Travelling gives me the material to add a few feline travel tips and recommendations to my blog.  You know, of course, that I'm not a travel blogger and you won't get my recommendations on best restaurants, most instagramable views, or the raving-est nightclubs, but I can comment on 'pet-friendly' hotels and cafes, feline feel good factor, and a few sight-seeing stopovers that break up road trips.

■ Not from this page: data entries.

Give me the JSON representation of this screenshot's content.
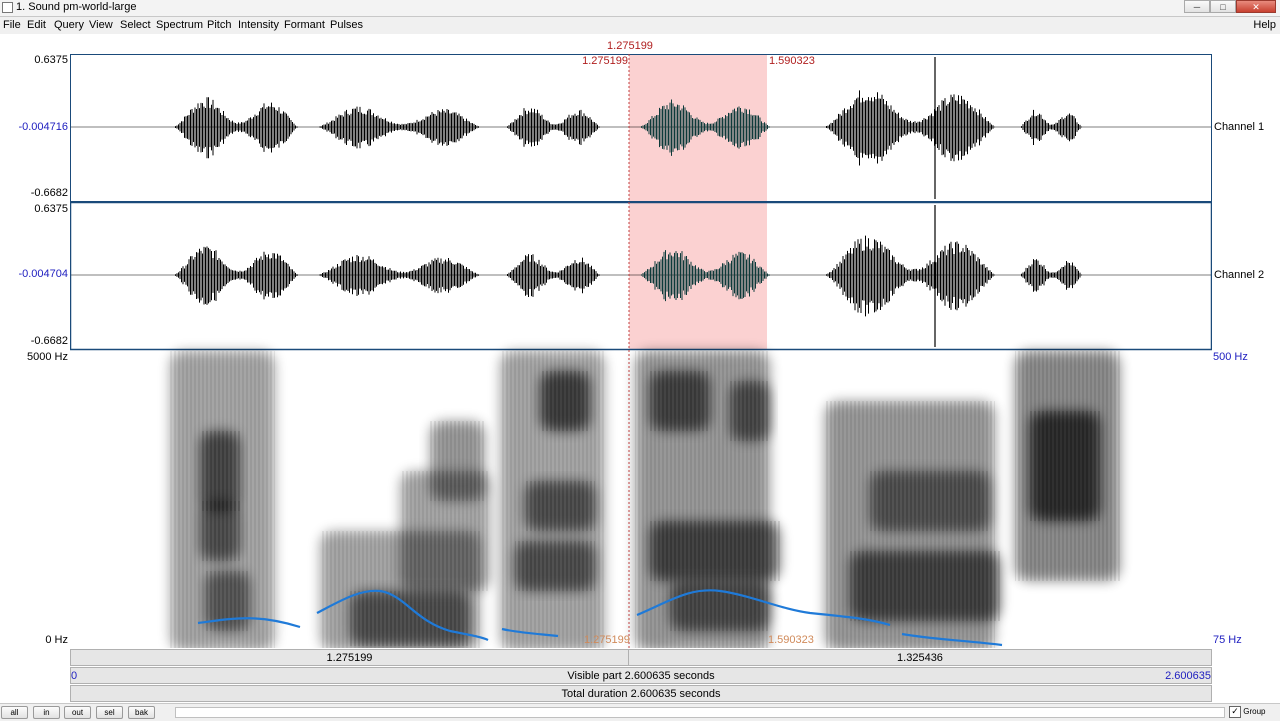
{
  "window": {
    "title": "1. Sound pm-world-large",
    "minimize": "─",
    "maximize": "□",
    "close": "✕"
  },
  "menu": [
    "File",
    "Edit",
    "Query",
    "View",
    "Select",
    "Spectrum",
    "Pitch",
    "Intensity",
    "Formant",
    "Pulses"
  ],
  "help": "Help",
  "cursor": {
    "top_time": "1.275199",
    "sel_start": "1.275199",
    "sel_end": "1.590323"
  },
  "channel1": {
    "ymax": "0.6375",
    "ymid": "-0.004716",
    "ymin": "-0.6682",
    "label": "Channel 1"
  },
  "channel2": {
    "ymax": "0.6375",
    "ymid": "-0.004704",
    "ymin": "-0.6682",
    "label": "Channel 2"
  },
  "spectrogram": {
    "fmax": "5000 Hz",
    "fmin": "0 Hz",
    "pitch_max": "500 Hz",
    "pitch_min": "75 Hz",
    "cursor_bottom": "1.275199",
    "sel_bottom": "1.590323"
  },
  "time_bar": {
    "left_part": "1.275199",
    "right_part": "1.325436"
  },
  "visible": {
    "start": "0",
    "text": "Visible part 2.600635 seconds",
    "end": "2.600635"
  },
  "total": {
    "text": "Total duration 2.600635 seconds"
  },
  "buttons": [
    "all",
    "in",
    "out",
    "sel",
    "bak"
  ],
  "group": {
    "label": "Group",
    "checked": "✓"
  },
  "colors": {
    "selection": "#fbd1d1",
    "pitch": "#1f7ad8",
    "frame": "#1a4a7a",
    "cursor": "#c04040"
  }
}
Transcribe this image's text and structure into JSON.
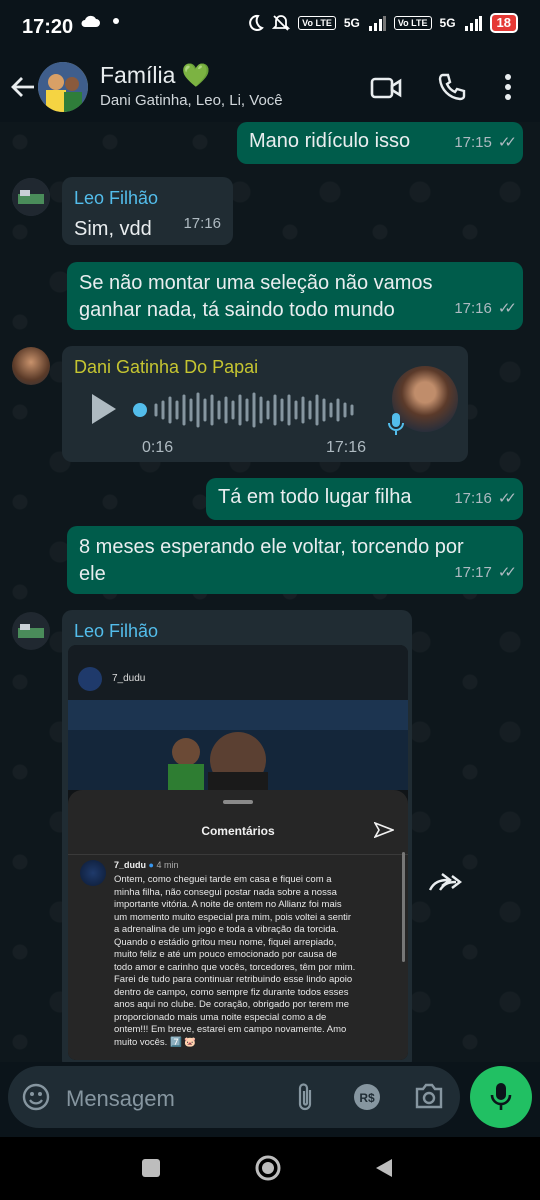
{
  "status": {
    "time": "17:20",
    "network1": "5G",
    "network2": "5G",
    "volte1": "Vo LTE",
    "volte2": "Vo LTE",
    "battery": "18"
  },
  "header": {
    "title": "Família",
    "heart": "💚",
    "members": "Dani Gatinha, Leo, Li, Você"
  },
  "messages": {
    "m1": {
      "text": "Mano ridículo isso",
      "time": "17:15"
    },
    "m2": {
      "sender": "Leo Filhão",
      "text": "Sim, vdd",
      "time": "17:16"
    },
    "m3": {
      "line1": "Se não montar uma seleção não vamos",
      "line2": "ganhar nada, tá saindo todo mundo",
      "time": "17:16"
    },
    "m4": {
      "sender": "Dani Gatinha Do Papai",
      "duration": "0:16",
      "time": "17:16"
    },
    "m5": {
      "text": "Tá em todo lugar filha",
      "time": "17:16"
    },
    "m6": {
      "line1": "8 meses esperando ele voltar, torcendo por",
      "line2": "ele",
      "time": "17:17"
    },
    "m7": {
      "sender": "Leo Filhão"
    }
  },
  "instagram": {
    "username": "7_dudu",
    "sheet_title": "Comentários",
    "comment_user": "7_dudu",
    "comment_age": "4 min",
    "comment_lines": [
      "Ontem, como cheguei tarde em casa e fiquei com a",
      "minha filha, não consegui postar nada sobre a nossa",
      "importante vitória. A noite de ontem no Allianz foi mais",
      "um momento muito especial pra mim, pois voltei a sentir",
      "a adrenalina de um jogo e toda a vibração da torcida.",
      "Quando o estádio gritou meu nome, fiquei arrepiado,",
      "muito feliz e até um pouco emocionado por causa de",
      "todo amor e carinho que vocês, torcedores, têm por mim.",
      "Farei de tudo para continuar retribuindo esse lindo apoio",
      "dentro de campo, como sempre fiz durante todos esses",
      "anos aqui no clube. De coração, obrigado por terem me",
      "proporcionado mais uma noite especial como a de",
      "ontem!!! Em breve, estarei em campo novamente. Amo",
      "muito vocês. 7️⃣ 🐷"
    ]
  },
  "composer": {
    "placeholder": "Mensagem"
  },
  "colors": {
    "outgoing": "#005c4b",
    "incoming": "#202c33",
    "accent": "#21c063",
    "sender_leo": "#53bdeb",
    "sender_dani": "#c5c531"
  },
  "icons": [
    "back-arrow-icon",
    "video-call-icon",
    "phone-icon",
    "more-icon",
    "play-icon",
    "mic-icon",
    "forward-icon",
    "emoji-icon",
    "attach-icon",
    "payment-icon",
    "camera-icon",
    "send-icon"
  ]
}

Just before Christmas we went to Monemvasia Castle. 
Casa Palma upper left.
My abiding impression of Monemvasia was formulated by the enormous clan of cats that occupied the sun-terrace at the first floor level of our apartment.  The door from the living area to the terrace was top-half window, and cats would balance on a narrow ledge on the outside of the door to peer in.  

Orange cats.

F lifted me up so I could see out.  Stone the crows!  There must have been at least a dozen of them all clamouring for attention (F's note: 14 at my count) - tortoiseshells and marmalade mostly, but on our last morning 2 small kittens with Tigger stripes turned up.

And NO, I won't let them take one home.

Fortunately the terrace door stayed shut; they would surely have all rushed in.  NOT GOOD!

One day we went for a walkabout in the lower town.  It does look like a cat heaven (if you are a cat living in town).  There are definitely plenty of personal (?) spaces for cats - gaps, ledges, niches, windowsills, unshuttered abandoned buildings, stairs, high places, basements.... rocks to sun yourself on and so on.


We had coffee in a nice cafe. Well I had the milk froth off F's coffee, and it was very nice; good consistency, whole milk.  Nice.  And no one was concerned about a cat in a back pack.

I even visited a big church.  "No pets in the icon room" the lady said.  So my backpack was set on the floor while F&Mr B went into a little room to look at a very old picture in a special glass case. It was a picture of a human with lots of light and gold bits - I could see it through my windows. I did study it even though the lady tried to engage me in conversation while they were looking at it.  I ignored her, and it didn't strike me dead or blind or anything for looking - so there!

Everywhere we went there were cats.  Unlike the Piraeus cats, the Monemvasia cats appear to have worked out that ingratiating themselves to humans wins more food treats.  They all looked well fed, clean and well groomed compared to some of my bin-diving feral neighbours back home in Piraeus.

Just like the humans in Monemvasia, they've worked out what the tourists are good for.